How Were the COVID-19 Vaccines Developed and Proven to be Safe?
Clinical development for vaccines is a three-phase process. Learn more about the process at a glance
- During Phase I, small groups of people receive the trial vaccine to help determine safety and side effects.
- In Phase II, the clinical study is expanded and the vaccine is given to people who have characteristics (such as age and physical health) similar to those for whom the new vaccine is intended. The purpose of Phase II is to identify the optimal dose and schedule of the vaccine and how it impacts various groups of the population. In the case of COVID-19 vaccines, Phase II trials in the U.S. should have a demographic makeup similar to that of the country, spanning a wide range of ages, races, ethnicities, and any other factors that would affect risk and efficacy.
- In Phase III, the final formulation of the vaccine is given to thousands of people and tested for efficacy and safety. During clinical development, a trial vaccine’s effectiveness is determined by comparing outcomes of patients who have received it with outcomes of patients who received the placebo.

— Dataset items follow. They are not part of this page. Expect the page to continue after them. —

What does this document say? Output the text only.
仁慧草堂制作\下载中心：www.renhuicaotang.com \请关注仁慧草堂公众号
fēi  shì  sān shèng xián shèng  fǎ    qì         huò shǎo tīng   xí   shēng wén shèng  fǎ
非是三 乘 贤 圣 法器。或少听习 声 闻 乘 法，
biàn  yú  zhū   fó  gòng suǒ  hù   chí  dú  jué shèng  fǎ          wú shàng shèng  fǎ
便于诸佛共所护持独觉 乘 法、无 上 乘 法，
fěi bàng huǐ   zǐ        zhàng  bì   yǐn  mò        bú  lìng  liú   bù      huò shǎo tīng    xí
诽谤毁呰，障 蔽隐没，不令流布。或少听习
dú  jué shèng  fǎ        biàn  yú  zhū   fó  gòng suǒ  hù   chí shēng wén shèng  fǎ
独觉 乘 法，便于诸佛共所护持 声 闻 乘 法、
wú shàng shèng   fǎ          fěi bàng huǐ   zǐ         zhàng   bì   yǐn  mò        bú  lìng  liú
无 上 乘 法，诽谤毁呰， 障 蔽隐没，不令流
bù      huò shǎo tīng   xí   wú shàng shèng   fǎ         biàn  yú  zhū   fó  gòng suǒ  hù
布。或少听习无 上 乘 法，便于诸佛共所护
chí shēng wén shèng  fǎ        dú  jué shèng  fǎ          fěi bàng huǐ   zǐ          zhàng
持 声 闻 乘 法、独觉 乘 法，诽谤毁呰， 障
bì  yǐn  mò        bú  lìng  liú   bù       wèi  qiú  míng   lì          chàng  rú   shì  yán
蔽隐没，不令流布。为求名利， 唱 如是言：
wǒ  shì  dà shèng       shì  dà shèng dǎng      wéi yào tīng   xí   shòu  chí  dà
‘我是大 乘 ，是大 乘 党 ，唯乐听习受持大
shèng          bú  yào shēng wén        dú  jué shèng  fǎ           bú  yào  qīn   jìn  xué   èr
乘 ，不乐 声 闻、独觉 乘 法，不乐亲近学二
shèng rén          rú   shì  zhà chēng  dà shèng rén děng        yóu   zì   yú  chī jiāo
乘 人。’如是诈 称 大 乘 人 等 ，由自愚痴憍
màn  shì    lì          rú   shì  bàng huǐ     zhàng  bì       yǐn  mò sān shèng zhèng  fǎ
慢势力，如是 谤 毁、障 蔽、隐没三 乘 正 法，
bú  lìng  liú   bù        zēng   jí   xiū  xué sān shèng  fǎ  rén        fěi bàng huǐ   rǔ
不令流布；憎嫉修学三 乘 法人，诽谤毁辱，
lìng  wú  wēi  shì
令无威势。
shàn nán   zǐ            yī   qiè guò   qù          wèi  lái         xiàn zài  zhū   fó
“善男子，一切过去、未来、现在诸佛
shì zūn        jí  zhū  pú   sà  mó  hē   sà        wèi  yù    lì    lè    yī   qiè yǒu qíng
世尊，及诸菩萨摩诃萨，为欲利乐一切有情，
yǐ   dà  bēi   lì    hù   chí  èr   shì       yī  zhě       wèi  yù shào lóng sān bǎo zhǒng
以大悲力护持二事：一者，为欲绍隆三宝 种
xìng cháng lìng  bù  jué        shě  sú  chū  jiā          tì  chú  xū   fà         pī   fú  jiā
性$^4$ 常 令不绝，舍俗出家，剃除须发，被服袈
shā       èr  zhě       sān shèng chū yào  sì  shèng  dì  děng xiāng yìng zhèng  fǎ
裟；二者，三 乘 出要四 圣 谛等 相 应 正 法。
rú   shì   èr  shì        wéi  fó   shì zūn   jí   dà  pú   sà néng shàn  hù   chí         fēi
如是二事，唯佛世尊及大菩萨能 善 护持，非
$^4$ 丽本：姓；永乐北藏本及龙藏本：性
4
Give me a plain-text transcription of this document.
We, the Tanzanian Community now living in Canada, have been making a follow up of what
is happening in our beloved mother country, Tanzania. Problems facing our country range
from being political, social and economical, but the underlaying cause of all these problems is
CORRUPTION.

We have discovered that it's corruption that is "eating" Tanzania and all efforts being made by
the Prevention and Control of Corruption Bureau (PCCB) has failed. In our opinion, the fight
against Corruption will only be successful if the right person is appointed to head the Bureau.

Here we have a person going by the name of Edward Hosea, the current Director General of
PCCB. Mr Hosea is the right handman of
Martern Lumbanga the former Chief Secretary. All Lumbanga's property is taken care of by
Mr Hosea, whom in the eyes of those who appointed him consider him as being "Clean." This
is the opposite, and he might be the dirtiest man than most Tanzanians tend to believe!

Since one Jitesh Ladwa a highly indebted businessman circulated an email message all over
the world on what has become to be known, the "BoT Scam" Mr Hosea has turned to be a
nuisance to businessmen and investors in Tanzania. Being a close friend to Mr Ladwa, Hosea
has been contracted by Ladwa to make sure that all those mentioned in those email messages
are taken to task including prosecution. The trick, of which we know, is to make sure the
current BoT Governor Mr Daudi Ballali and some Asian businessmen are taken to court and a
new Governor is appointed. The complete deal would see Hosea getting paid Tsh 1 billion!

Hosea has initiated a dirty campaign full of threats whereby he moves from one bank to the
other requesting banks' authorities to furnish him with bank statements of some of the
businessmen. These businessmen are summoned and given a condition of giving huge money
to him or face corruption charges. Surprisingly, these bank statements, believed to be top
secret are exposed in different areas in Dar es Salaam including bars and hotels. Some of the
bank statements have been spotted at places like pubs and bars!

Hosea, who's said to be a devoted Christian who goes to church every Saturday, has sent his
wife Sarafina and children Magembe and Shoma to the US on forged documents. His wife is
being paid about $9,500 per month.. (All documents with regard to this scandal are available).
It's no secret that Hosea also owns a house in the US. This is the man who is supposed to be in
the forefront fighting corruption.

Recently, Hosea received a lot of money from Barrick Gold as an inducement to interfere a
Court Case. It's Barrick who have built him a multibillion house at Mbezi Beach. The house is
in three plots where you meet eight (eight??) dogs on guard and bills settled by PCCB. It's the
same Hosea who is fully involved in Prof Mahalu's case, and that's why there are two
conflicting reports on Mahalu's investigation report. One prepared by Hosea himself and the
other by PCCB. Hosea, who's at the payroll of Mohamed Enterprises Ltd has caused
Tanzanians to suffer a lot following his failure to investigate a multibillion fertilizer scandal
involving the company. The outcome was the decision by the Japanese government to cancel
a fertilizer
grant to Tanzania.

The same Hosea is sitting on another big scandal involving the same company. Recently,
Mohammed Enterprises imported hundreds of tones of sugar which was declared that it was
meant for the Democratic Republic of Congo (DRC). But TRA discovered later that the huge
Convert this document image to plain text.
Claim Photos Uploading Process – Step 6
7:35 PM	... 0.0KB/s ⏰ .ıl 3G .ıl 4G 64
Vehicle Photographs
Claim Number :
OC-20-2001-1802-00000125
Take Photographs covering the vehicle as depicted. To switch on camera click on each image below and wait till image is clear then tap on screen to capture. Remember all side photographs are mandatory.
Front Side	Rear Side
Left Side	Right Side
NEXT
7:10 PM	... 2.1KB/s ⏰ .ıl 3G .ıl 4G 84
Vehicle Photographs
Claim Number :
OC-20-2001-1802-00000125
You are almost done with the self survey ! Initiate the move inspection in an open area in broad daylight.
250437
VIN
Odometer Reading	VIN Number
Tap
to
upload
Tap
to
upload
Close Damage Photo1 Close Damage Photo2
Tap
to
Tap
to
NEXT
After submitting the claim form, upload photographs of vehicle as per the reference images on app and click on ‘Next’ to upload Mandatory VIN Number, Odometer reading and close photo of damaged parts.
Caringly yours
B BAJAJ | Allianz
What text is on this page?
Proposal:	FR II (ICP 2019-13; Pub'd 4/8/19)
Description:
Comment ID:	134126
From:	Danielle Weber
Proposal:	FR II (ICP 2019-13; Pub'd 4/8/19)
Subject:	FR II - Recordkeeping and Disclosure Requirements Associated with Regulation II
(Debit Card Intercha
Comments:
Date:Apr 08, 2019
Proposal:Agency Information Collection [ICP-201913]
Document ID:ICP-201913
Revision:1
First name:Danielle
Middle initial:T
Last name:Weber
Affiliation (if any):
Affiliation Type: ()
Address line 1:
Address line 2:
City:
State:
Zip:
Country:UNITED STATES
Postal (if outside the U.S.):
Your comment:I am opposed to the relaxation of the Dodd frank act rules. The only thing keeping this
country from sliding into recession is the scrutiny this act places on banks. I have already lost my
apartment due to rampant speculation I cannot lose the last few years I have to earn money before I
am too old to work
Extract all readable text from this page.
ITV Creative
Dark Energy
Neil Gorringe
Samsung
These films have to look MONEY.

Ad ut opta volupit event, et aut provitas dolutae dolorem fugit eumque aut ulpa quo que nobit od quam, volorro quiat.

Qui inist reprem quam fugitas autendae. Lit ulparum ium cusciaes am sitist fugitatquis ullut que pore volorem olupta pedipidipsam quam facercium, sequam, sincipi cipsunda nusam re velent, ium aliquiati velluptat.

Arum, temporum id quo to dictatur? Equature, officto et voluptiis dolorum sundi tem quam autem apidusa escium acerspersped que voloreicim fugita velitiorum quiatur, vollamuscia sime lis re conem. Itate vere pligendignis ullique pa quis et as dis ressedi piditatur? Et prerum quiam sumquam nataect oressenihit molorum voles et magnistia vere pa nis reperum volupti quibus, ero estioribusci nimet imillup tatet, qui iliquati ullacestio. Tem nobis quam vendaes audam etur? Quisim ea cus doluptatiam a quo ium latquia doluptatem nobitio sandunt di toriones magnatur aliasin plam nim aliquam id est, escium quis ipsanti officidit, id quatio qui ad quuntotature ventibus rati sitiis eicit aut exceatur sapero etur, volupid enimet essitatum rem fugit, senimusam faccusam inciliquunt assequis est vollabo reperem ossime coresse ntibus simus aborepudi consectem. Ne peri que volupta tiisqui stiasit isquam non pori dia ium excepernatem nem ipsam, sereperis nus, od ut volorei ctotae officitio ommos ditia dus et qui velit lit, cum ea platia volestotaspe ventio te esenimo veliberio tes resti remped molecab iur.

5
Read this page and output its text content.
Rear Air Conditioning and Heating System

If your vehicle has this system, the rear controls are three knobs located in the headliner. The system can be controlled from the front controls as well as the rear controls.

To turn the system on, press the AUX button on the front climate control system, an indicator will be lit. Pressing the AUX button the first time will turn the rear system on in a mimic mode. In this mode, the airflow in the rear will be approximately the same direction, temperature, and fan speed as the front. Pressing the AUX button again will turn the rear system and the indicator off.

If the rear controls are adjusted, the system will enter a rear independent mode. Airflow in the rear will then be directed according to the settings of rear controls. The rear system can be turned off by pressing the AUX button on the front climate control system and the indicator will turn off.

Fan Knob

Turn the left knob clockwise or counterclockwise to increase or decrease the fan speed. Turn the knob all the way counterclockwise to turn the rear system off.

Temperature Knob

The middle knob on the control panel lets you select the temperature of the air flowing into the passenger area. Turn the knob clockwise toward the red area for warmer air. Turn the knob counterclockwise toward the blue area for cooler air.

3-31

In the U.S., the findings from clinical trials are presented to and reviewed by the FDA. The FDA also inspects manufacturing facilities to ensure safety and reviews product labels to ensure clarity. After approving a vaccine, the FDA continues to monitor and oversee its production to ensure that all safety protocols are followed. In addition, many vaccines undergo Phase IV formal and ongoing studies after the vaccine is approved and licensed. The FDA and CDC also collect and analyze information from reports of any side effects that may occur after a vaccine has been licensed.
In summary, before a new vaccine is available to the public, it has been given to thousands of people under stringent monitoring for safety and effectiveness. Sometimes, very rare side effects are recognized only after the vaccine is licensed because they occur so infrequently, but such side effects are very rare and must be weighed against the benefits the vaccine will provide.